Specific gases to be reported include carbon dioxide (CO2), methane (CH4), nitrous oxide (N2O), hydrofluorocarbons (HFC), perfluorocarbons (PFC), sulfur hexafluoride (SF6), and other fluorinated gases including nitrogen trifluoride (NF3) and hydrofluorinated ethers (HFE). The final rule sets forth specific methodologies for calculating emissions of these gases. The methodologies must be used, with only one exception. The EPA will allow the use of “best available data” for reporting between January and March 2010. Facilities can request an extension of the exception past March 2010 but the EPA has expressed that no extensions beyond December 2010 will be granted.

Unlike the California program, the final rule does not mandate third-party verification of the reported data. In California, third-party verification is required beginning in 2010. Under the nationwide program, however, reporters can self-certify their data, which will then be verified by the EPA.

EPA estimates that, for the first year of reporting, the annualized costs of reporting for the private sector will be approximately $115 million and that, for subsequent years, those costs will be reduced to $72 million.

The EPA is currently providing information about the new rule. For additional information, including specific applicability and reporting questions, please contact the Reed Smith lawyer with whom you regularly work.

USEPA Sends GHG Endangerment Finding to the White House

This post was written by Jennifer Smokelin.

Last Friday, the U.S. Environmental Protection Agency found that climate-warming greenhouse gases, including carbon dioxide, pose a danger to human health and welfare, according to the New York Times.

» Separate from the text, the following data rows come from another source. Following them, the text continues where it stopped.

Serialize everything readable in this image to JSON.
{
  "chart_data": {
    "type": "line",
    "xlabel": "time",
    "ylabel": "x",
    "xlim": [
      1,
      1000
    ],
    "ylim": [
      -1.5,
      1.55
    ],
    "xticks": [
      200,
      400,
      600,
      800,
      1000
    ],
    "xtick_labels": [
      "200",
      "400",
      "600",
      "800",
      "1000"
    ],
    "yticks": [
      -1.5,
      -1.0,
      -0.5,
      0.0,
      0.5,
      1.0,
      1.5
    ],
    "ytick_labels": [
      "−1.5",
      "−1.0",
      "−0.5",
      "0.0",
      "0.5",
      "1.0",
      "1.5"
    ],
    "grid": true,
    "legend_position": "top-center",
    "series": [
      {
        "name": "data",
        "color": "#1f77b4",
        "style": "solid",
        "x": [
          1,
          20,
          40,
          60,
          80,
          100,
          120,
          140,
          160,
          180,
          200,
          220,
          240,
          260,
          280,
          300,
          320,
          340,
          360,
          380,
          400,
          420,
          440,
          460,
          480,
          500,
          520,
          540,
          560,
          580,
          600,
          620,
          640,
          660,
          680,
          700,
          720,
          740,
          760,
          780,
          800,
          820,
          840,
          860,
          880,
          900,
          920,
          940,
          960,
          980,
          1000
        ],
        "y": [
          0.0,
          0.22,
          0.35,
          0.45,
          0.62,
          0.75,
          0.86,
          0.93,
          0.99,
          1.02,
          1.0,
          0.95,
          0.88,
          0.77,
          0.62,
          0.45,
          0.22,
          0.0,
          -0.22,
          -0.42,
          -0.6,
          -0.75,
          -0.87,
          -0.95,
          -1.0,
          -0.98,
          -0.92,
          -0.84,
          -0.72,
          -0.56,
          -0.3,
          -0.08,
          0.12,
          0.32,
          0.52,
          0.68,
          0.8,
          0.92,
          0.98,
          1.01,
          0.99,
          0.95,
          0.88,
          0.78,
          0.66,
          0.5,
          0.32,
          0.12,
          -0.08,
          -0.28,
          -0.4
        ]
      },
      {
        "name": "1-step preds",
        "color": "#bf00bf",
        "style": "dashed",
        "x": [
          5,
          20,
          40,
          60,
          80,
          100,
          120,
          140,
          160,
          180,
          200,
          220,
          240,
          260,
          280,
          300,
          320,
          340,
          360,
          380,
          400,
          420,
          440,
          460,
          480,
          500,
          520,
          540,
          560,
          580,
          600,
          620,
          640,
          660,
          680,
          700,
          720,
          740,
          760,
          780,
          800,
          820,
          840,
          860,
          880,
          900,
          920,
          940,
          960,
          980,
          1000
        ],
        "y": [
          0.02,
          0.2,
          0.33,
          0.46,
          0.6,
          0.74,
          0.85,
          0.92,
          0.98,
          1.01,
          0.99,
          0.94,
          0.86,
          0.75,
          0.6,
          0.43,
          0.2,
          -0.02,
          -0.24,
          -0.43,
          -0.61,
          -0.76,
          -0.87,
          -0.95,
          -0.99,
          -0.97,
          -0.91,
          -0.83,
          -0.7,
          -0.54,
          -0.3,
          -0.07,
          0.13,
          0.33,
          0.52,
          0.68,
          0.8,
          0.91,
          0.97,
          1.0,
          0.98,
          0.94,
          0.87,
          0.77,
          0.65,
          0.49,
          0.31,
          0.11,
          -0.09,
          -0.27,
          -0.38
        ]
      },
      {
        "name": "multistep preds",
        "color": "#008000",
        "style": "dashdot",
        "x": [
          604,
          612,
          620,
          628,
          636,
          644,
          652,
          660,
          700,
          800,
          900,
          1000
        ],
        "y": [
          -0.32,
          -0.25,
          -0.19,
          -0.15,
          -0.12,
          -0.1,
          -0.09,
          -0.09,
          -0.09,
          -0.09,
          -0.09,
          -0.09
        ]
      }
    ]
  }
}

EPA sent its finding to the Office of Management and Budget for review. Once the budget office clears the finding, it can be signed by Lisa P. Jackson, EPA’s Administrator, Lisa P. Jackson. There is also likely to be a public comment period on the proposed finding, but likely none that will prevent the endangerment finding from being finalized.

EPA has been charged for decades with regulating air pollutants under the Clean Air Act and, as the Supreme Court recognized in Massachusetts v. EPA (2007), GHG emissions are air pollutants subject to Clean Air Act regulations. An endangerment determination would confirm the Agency’s power, but also its obligation, to regulate greenhouse gases now.

A complete review -- including White House consent -- is expected to be completed by April 10 and the proposal officially signed by EPA Administrator on April 16, according an internal document presented to White House officials earlier this month and leaked to the news media. The endangerment proposal would be subjected to a 60-day public comment period after publication in the Federal Register on April 30 before moving into the final rule stage.

A review of the leaked internal EPA documents on this issue reveals that the endangerment finding proposes to address all six GHGs listed under the Kyoto Protocol as a group (rather than individually) and not just the four transportation-related GHGs. As a practical matter, the finding would pave the way for federal regulation of motor vehicle emissions of GHGs but it could also have ramifications for the future regulation of GHGs from all stationary sources under the CAA, including power plants, oil refineries, cement plants and other factories.